MJ Hudson, the alternatives asset management consultancy, has released a guide detailing how to sell a fund interest and maximise price in an auction process.
The 46-page document – Catalogue of the secondaries market: A Guide to the sale of private equity fund interests – took one year to compile and includes a step-by-step checklist for potential sellers of fund stakes, details how auction processes are run, outlines required documentation and tax and legal considerations, and includes a model non-disclosure agreement and offer letter.
“We wanted to try to educate the industry – it’s still a pretty dark market, as information doesn’t flow around that well,” Eamon Devlin, a partner at the firm, told Secondaries Investor. “We tried to find something useful, particularly to the more private holders of interests such as family offices and pension funds who might be looking to sell [stakes].”
MJ Hudson plans to distribute the guide later in the first quarter.
For potential sellers, MJ Hudson suggests a step-by-step process that involves:
- Cataloguing the assets for sale
- Deciding on whether to appoint an intermediary
- Appointing lawyers and tax advisors
- Completing technical preparations such as a data room of relevant documents for the fund interests for sale, including LPAs, co-investment agreements, side letters and th latest financial reports
- Conducting preliminary due diligence
Sellers should be aware of notice periods for a transfer; any right of first refusal clauses; whether a buyer needs to be considered creditworthy; restrictions on who can purchase the fund interest; and costs, among others. A £5,000 ($6,489; €5,827) flat transfer fee per fund stake is “relatively commonplace”, the guide notes.
“Ensure you have the full list of closing conditions from the fund manager – you don’t want to delay a transfer of an interest because the fees for the GP’s counsel have not yet been paid,” warns Devlin.
The guide also suggests nine areas sellers should consider when valuing a fund interest – including the funding ratio, the fund’s vintage, how levered the underlying portfolio companies are and whether the purchase price is paid upfront or is deferred – as well as steps involved in an auction process.
“[A]lthough the move to higher pricing has been common to the secondaries market as a whole, the terms for individual transactions vary significantly from market averages and many factors come into play,” the guide cautions.

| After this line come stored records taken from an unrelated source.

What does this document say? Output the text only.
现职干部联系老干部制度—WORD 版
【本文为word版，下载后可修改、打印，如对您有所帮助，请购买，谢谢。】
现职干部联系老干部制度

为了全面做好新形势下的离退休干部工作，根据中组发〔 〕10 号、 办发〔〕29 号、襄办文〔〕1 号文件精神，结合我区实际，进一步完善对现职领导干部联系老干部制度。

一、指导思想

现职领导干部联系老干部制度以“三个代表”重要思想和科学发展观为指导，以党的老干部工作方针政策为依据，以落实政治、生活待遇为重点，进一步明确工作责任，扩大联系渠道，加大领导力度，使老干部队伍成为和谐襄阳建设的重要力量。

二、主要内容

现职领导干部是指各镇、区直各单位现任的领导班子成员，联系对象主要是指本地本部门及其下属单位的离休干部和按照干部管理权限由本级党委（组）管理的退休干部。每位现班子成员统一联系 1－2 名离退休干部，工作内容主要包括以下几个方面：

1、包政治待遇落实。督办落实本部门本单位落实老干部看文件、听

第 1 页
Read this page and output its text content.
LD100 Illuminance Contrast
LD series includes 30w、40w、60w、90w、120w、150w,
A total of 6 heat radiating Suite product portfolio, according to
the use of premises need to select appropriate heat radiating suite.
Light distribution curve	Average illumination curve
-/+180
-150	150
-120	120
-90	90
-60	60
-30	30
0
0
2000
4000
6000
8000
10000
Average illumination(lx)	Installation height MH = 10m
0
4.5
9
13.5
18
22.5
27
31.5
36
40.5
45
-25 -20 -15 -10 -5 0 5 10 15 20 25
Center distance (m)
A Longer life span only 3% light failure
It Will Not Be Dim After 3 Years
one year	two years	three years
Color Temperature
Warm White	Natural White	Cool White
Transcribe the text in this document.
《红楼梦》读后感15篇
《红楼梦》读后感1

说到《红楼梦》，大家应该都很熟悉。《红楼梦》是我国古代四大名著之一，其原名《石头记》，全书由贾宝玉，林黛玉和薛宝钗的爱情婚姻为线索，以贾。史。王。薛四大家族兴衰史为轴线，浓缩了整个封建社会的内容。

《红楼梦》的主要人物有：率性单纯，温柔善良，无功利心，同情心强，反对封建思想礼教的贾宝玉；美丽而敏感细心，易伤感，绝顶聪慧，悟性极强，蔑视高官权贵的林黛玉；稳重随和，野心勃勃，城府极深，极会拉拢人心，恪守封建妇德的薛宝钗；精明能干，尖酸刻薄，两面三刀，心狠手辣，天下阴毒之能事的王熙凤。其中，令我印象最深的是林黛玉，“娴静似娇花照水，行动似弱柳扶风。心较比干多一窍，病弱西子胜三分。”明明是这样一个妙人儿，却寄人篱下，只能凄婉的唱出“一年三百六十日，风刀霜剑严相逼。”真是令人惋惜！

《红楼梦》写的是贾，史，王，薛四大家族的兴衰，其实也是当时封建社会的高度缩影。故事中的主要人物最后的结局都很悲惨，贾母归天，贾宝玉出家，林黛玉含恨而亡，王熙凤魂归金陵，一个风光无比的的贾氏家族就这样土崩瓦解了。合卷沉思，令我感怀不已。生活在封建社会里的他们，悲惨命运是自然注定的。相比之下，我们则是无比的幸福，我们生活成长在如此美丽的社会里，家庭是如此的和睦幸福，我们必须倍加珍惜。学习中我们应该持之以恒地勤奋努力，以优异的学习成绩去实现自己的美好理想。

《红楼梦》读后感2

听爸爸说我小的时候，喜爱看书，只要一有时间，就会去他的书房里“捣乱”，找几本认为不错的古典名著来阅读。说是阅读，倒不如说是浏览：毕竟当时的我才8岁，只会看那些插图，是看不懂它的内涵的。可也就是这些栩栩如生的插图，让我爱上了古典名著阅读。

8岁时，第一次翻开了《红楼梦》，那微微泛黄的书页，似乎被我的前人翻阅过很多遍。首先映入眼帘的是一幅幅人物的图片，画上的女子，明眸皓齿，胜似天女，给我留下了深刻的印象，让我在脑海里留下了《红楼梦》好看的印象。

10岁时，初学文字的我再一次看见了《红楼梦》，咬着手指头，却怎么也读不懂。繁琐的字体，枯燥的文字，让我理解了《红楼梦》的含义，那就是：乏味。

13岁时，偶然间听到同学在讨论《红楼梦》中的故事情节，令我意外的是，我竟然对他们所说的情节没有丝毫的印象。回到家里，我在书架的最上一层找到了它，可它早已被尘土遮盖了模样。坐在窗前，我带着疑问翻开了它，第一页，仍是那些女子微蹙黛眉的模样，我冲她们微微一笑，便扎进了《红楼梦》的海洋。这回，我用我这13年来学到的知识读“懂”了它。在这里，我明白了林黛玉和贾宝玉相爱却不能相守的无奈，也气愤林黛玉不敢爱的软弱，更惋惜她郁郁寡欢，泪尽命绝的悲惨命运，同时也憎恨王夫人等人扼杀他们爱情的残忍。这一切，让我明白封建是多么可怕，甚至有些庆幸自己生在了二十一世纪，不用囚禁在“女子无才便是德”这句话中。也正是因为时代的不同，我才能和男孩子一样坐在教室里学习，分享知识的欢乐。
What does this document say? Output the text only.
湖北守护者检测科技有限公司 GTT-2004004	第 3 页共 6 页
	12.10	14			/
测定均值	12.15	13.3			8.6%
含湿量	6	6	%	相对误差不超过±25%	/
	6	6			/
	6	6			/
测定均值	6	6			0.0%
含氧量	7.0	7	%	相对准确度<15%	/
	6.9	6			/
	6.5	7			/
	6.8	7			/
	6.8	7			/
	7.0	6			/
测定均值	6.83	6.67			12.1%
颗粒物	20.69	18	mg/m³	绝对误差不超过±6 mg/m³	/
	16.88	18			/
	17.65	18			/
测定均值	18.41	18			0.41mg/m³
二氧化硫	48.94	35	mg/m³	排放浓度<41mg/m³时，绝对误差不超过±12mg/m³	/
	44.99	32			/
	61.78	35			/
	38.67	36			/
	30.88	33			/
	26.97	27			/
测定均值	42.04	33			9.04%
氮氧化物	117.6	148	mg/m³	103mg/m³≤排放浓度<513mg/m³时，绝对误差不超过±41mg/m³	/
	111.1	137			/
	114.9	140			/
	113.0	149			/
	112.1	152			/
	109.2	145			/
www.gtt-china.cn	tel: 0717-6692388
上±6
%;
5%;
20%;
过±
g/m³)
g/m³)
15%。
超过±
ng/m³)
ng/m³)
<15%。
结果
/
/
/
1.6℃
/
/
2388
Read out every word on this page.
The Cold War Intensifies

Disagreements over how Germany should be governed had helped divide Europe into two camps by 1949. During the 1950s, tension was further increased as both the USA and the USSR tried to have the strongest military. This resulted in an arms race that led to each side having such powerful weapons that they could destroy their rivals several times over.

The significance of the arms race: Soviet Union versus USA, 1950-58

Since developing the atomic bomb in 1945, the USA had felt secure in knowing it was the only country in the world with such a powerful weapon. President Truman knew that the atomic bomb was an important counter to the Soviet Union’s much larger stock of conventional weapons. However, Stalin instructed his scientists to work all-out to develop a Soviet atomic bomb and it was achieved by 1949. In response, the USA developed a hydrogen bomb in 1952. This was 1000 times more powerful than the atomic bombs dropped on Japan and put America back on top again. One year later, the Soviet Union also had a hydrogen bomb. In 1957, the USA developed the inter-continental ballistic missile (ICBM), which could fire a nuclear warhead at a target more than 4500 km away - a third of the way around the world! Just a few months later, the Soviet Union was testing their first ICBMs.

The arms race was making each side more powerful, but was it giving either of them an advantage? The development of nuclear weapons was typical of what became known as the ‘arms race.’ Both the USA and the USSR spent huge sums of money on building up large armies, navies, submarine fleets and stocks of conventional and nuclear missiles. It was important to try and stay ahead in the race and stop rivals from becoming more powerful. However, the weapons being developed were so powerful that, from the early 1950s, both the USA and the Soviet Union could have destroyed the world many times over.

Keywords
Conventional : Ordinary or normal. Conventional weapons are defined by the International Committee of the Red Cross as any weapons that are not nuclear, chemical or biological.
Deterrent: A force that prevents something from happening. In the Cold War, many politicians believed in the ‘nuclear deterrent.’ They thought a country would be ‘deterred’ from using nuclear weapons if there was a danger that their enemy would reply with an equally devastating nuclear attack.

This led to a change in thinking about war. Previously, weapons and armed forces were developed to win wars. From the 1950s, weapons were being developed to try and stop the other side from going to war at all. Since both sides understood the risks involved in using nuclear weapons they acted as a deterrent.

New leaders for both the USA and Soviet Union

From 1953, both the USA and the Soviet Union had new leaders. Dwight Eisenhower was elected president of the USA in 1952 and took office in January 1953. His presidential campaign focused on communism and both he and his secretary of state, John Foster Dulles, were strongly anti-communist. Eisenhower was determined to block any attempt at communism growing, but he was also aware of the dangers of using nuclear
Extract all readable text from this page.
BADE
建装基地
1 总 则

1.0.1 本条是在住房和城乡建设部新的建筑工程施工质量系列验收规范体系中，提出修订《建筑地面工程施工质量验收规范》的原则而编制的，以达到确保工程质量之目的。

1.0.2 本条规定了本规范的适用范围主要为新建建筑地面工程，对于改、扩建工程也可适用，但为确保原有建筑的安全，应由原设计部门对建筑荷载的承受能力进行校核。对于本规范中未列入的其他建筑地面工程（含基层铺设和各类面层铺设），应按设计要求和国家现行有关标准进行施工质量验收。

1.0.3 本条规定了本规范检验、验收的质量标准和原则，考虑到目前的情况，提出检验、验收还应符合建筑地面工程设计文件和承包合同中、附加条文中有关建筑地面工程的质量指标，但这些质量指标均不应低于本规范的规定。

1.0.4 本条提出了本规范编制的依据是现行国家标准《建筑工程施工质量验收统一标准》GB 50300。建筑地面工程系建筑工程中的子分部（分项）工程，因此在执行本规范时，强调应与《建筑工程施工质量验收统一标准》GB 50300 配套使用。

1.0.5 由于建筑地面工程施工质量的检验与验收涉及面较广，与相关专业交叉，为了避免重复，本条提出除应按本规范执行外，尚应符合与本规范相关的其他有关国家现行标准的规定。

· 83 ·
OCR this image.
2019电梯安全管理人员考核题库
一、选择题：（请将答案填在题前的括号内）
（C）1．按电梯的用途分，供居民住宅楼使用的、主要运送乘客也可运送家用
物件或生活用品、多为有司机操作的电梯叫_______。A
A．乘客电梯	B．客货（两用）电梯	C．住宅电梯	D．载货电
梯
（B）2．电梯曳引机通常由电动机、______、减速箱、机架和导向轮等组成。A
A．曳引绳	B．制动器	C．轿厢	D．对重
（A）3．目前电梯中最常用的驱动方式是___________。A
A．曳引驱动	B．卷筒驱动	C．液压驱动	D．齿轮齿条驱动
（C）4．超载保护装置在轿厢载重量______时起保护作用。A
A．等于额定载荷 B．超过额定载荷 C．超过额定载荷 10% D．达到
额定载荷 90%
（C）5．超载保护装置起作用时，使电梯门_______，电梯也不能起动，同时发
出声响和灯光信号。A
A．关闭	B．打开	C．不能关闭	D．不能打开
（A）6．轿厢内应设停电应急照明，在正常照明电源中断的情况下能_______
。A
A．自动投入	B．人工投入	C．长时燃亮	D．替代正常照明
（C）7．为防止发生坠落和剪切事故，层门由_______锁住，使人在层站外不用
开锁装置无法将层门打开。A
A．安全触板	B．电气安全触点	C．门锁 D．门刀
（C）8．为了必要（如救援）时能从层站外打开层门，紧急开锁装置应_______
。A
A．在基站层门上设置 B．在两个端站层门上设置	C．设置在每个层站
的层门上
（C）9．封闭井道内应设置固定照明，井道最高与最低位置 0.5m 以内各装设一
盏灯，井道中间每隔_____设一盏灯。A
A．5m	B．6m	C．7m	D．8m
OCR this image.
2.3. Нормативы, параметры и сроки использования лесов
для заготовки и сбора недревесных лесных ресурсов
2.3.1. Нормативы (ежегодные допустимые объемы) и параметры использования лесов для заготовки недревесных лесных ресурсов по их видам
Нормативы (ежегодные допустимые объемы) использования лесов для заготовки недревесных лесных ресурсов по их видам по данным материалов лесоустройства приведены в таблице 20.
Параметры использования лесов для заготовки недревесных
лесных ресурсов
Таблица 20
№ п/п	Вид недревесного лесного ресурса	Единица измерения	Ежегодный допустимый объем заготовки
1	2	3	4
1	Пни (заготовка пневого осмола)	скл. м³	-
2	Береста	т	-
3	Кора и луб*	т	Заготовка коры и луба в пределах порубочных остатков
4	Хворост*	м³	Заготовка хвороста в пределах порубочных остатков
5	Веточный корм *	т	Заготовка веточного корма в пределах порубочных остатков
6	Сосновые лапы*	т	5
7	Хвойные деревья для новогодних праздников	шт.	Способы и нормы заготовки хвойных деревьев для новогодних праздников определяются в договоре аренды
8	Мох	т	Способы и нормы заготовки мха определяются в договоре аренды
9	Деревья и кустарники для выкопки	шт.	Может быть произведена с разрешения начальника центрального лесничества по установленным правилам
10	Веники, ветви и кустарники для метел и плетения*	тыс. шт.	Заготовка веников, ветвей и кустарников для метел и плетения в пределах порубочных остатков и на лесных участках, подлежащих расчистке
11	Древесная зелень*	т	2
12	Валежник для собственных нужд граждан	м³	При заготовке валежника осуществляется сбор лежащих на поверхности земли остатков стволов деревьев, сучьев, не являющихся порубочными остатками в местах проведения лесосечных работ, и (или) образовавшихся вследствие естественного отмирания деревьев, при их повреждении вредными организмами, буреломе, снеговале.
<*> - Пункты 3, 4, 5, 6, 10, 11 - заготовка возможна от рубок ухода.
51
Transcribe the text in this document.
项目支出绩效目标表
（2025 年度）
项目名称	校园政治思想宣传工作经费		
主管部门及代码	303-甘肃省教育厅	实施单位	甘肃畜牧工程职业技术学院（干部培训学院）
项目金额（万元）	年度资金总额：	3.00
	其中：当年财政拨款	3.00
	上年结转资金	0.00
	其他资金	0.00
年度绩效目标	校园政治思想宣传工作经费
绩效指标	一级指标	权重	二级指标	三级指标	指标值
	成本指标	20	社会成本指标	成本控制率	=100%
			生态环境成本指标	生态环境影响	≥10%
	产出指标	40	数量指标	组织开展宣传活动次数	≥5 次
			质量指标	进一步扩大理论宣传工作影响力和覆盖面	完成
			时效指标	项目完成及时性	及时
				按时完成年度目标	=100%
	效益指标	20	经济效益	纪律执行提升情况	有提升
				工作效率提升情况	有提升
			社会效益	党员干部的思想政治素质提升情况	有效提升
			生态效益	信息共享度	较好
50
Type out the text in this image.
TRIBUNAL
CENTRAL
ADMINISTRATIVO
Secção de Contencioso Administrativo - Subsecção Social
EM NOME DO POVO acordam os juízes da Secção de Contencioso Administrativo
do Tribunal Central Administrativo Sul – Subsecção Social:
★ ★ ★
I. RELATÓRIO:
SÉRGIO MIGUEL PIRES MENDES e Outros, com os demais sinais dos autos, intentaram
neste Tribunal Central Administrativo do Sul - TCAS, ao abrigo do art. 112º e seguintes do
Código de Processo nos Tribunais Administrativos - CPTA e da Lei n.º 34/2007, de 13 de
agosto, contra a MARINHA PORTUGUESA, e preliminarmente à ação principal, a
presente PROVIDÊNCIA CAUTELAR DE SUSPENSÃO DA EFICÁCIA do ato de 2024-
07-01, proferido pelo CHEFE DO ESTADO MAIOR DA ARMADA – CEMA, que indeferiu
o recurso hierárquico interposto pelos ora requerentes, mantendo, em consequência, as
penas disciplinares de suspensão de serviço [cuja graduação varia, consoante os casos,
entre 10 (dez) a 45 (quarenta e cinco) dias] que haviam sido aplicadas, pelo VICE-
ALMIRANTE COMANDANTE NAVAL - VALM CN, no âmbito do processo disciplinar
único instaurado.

It also covers UK stamp duty and ways to mitigate this, such as arranging execution and retention of the key transfer documents outside of the UK, though it warns that this is not a surefire way to escape liability.
In the US, the guide outlines the consequences of effectively connected income, Foreign Investment in US Real Property and publicly traded partnerships regulation on secondaries transactions – all issues that can thwart or delay the transfer of a fund interest.
In closing a deal, there are at least four issues that could delay this process, the guide warns. These are ROFR clauses, PTP issues, end of quarter transfer requirements and payment of the GP’s costs.
The guide focuses on selling interests by way of auction as successful secondaries sales are mostly completed this way, it notes. As the goal of an auction is to encourage buyers to increase their bids to the highest level, selling a fund interest is “a little like selling a piece of fine art”, MJ Hudson concludes.